In its ‘Annual Energy Outlook 2022’ Reference case, the US Energy Information Agency projects that US natural gas production will continue to increase to 2050. The Reference case is the baseline in AEO2022, and it projects energy trends based on current laws, regulations, and market conditions. Much of the modelled growth in natural gas production results from rising demand for US natural gas exports, especially for liquefied natural gas. It expects natural gas exports to continue to rise through the early 2030s before levelling off.
Annual US natural gas production is expected to grow by almost 25% to 2050 in the AEO2022 Reference case. Much of this growth comes from the Appalachia Basin (East region) and the Mississippi-Louisiana salt basins (Gulf Coast region). However, more than half of it comes from natural gas production in oil formations, so-called ‘associated gas’.

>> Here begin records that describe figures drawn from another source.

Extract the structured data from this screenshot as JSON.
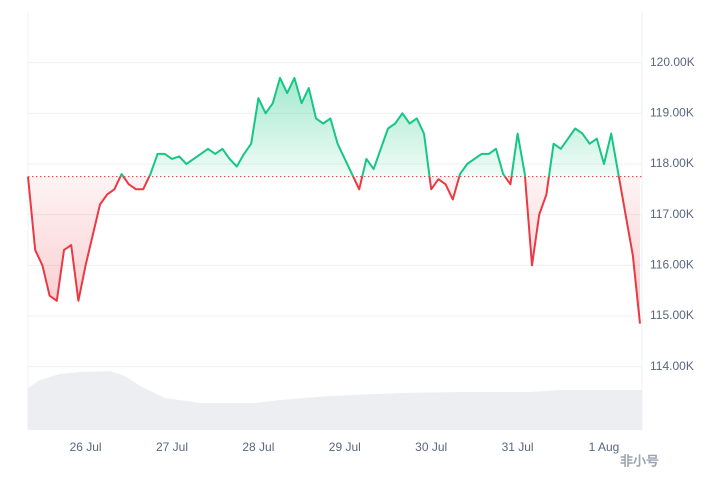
{
  "chart_data": {
    "type": "line",
    "categories": [
      null,
      null,
      null,
      null,
      null,
      null,
      null,
      null,
      "26 Jul",
      null,
      null,
      null,
      null,
      null,
      null,
      null,
      null,
      null,
      null,
      null,
      "27 Jul",
      null,
      null,
      null,
      null,
      null,
      null,
      null,
      null,
      null,
      null,
      null,
      "28 Jul",
      null,
      null,
      null,
      null,
      null,
      null,
      null,
      null,
      null,
      null,
      null,
      "29 Jul",
      null,
      null,
      null,
      null,
      null,
      null,
      null,
      null,
      null,
      null,
      null,
      "30 Jul",
      null,
      null,
      null,
      null,
      null,
      null,
      null,
      null,
      null,
      null,
      null,
      "31 Jul",
      null,
      null,
      null,
      null,
      null,
      null,
      null,
      null,
      null,
      null,
      null,
      "1 Aug",
      null,
      null,
      null,
      null,
      null
    ],
    "values": [
      117750,
      116300,
      116000,
      115400,
      115300,
      116300,
      116400,
      115300,
      116000,
      116600,
      117200,
      117400,
      117500,
      117800,
      117600,
      117500,
      117500,
      117800,
      118200,
      118200,
      118100,
      118150,
      118000,
      118100,
      118200,
      118300,
      118200,
      118300,
      118100,
      117950,
      118200,
      118400,
      119300,
      119000,
      119200,
      119700,
      119400,
      119700,
      119200,
      119500,
      118900,
      118800,
      118900,
      118400,
      118100,
      117800,
      117500,
      118100,
      117900,
      118300,
      118700,
      118800,
      119000,
      118800,
      118900,
      118600,
      117500,
      117700,
      117600,
      117300,
      117800,
      118000,
      118100,
      118200,
      118200,
      118300,
      117800,
      117600,
      118600,
      117800,
      116000,
      117000,
      117400,
      118400,
      118300,
      118500,
      118700,
      118600,
      118400,
      118500,
      118000,
      118600,
      117800,
      117000,
      116200,
      114850
    ],
    "baseline": 117750,
    "colors": {
      "up": "#16c784",
      "down": "#ea3943"
    },
    "ylim": [
      112750,
      121000
    ],
    "yticks": [
      {
        "value": 114000,
        "label": "114.00K"
      },
      {
        "value": 115000,
        "label": "115.00K"
      },
      {
        "value": 116000,
        "label": "116.00K"
      },
      {
        "value": 117000,
        "label": "117.00K"
      },
      {
        "value": 118000,
        "label": "118.00K"
      },
      {
        "value": 119000,
        "label": "119.00K"
      },
      {
        "value": 120000,
        "label": "120.00K"
      }
    ],
    "grid": true,
    "watermark": "非小号"
  }
}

The most significant increase in production of associated natural gas is in the Wolfcamp formation of the Permian Basin in the US Southwest. The Wolfcamp and Haynesville formations’ proximity to LNG export terminals on the Gulf Coast in Texas and Louisiana has facilitated production growth in these regions.
Natural gas from the Appalachia Basin also reaches export markets; however, EIA projects that the majority of new production from this region will be directed toward domestic markets because access from Appalachia to export terminals is constrained by pipeline infrastructure. As a result, the region’s relatively low production costs are predominately driving the growth in Appalachia’s natural gas production.
In 2021, US natural gas exports set a record high for the seventh consecutive year. EIA projects that after 2033 natural gas exports will stay relatively flat for the remainder of the projection period. Most natural gas export growth comes from LNG, but exports of natural gas by pipelines to Mexico and Canada will also increase.
Continued growth in natural gas exports to 2025 will be driven by increases in LNG capacity at facilities that are currently under construction. Additional LNG trains at Sabine Pass and Calcasieu Pass in Louisiana and at Golden Pass in Texas are now expected to enter service much earlier than anticipated in the 2021 projections, increasing the amount of infrastructure available for converting natural gas to LNG for export. Recent completions of additional natural gas pipeline infrastructure have also increased capacity into Mexico.
Natural gas production is expected to increase from 2025 to meet a growing LNG export demand, feeding a global demand for natural gas that will continue to be high, making it more economically feasible to build additional LNG export facilities in the USA. These LNG capacity expansions, coupled with increasing demand for natural gas abroad, result in an increased forecast of LNG exports to 5.86 trillion cubic feet by 2033 in the Reference case, up 65% from current levels.